Ketika ditanya tentang reaksi India atas langkah Angkatan Laut AS, juru bicara Pentagon John Kirby pada hari Jumat mengatakan: “Saya dapat memberitahu Anda bahwa USS John Paul Jones, sebuah kapal perusak Angkatan Laut, menegaskan hak navigasi dan kebebasan di sekitar Republik Maladewa. dengan melakukan lintas damai melalui laut teritorialnya dalam operasi normal di dalam zona ekonomi eksklusifnya tanpa meminta izin sebelumnya “.
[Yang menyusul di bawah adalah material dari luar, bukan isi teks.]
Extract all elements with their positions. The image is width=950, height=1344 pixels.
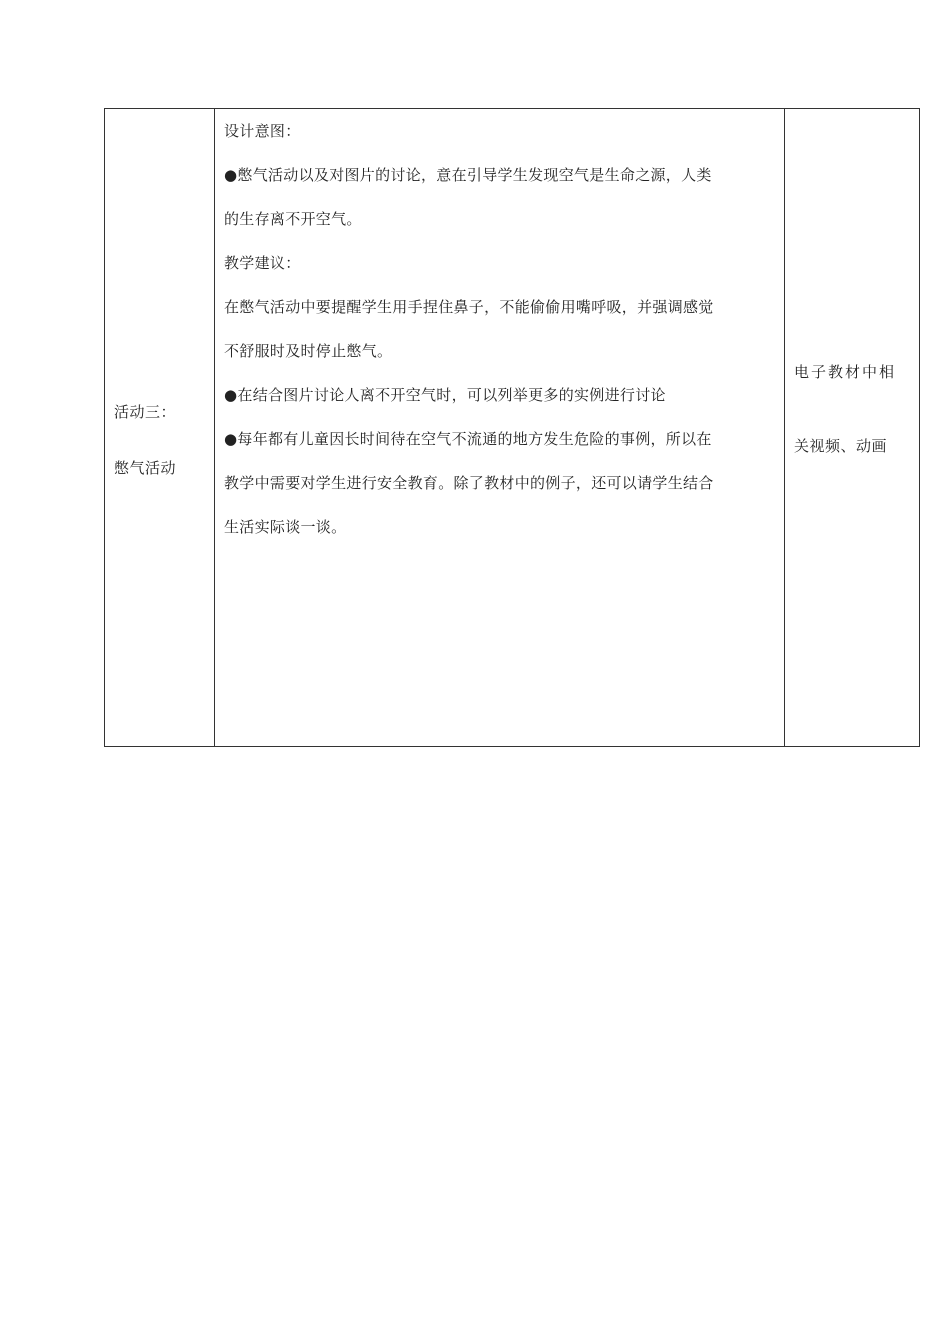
resource-line: 电子教材中相	[794, 363, 897, 381]
activity-cell	[105, 109, 215, 747]
bullet-item: ●在结合图片讨论人离不开空气时，可以列举更多的实例进行讨论	[224, 386, 666, 404]
lesson-plan-table	[104, 108, 920, 747]
table-row	[105, 109, 920, 747]
suggestion-heading: 教学建议：	[224, 254, 301, 272]
activity-label	[114, 384, 176, 496]
resource-cell	[785, 109, 920, 747]
suggestion-line: 不舒服时及时停止憋气。	[224, 342, 393, 360]
content-text	[224, 109, 780, 549]
resource-line: 关视频、动画	[794, 437, 888, 455]
design-heading: 设计意图：	[224, 122, 301, 140]
activity-number: 活动三：	[114, 403, 177, 421]
content-cell	[215, 109, 785, 747]
resource-text	[794, 335, 896, 483]
design-line: ●憋气活动以及对图片的讨论，意在引导学生发现空气是生命之源，人类	[224, 166, 712, 184]
bullet-item-continuation: 生活实际谈一谈。	[224, 518, 347, 536]
suggestion-line: 在憋气活动中要提醒学生用手捏住鼻子，不能偷偷用嘴呼吸，并强调感觉	[224, 298, 714, 316]
bullet-item: ●每年都有儿童因长时间待在空气不流通的地方发生危险的事例，所以在	[224, 430, 712, 448]
bullet-item-continuation: 教学中需要对学生进行安全教育。除了教材中的例子，还可以请学生结合	[224, 474, 714, 492]
design-line: 的生存离不开空气。	[224, 210, 362, 228]
activity-title: 憋气活动	[114, 459, 177, 477]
Sebelumnya, mengumumkan tentang operasi tersebut, pernyataan oleh Armada ke-7 mengatakan, “Pada tanggal 7 April 2021 (waktu setempat) USS John Paul Jones (DDG 53) menegaskan hak navigasi dan kebebasan sekitar 130 mil laut di sebelah barat Kepulauan Lakshadweep, di dalam wilayah India. zona ekonomi eksklusif, tanpa meminta persetujuan sebelumnya dari India, sesuai dengan hukum internasional. ”

Kirby dalam menanggapi pertanyaan dari wartawan pada konferensi pers Pentagon mengatakan: “Itu sesuai dengan hukum internasional.”

“Sekali lagi, kami tetap mempertahankan hak, memang tanggung jawab, untuk terbang, berlayar, dan beroperasi sesuai dengan hukum internasional,” katanya.

Kirby mengatakan bahwa tanggung jawab AS untuk menegakkan kebebasan navigasi dan hak serta kebebasan dan penggunaan yang sah atas laut yang diakui dalam hukum internasional.

MEA dalam pernyataannya mengatakan: “Posisi yang dinyatakan India pada Konvensi PBB tentang Hukum Laut (UNCLOS) adalah bahwa Konvensi tidak mengizinkan negara lain untuk melakukan di Zona Ekonomi Eksklusif (ZEE) dan di landas kontinen, latihan atau manuver militer, khususnya yang melibatkan penggunaan senjata atau bahan peledak, tanpa persetujuan dari negara pantai.

“USS John Paul Jones terus dipantau transit dari Teluk Persia menuju Selat Malaka. Kami telah menyampaikan keprihatinan kami mengenai jalur ini melalui ZEE kami kepada pemerintah AS melalui saluran diplomatik,” tambah MEA.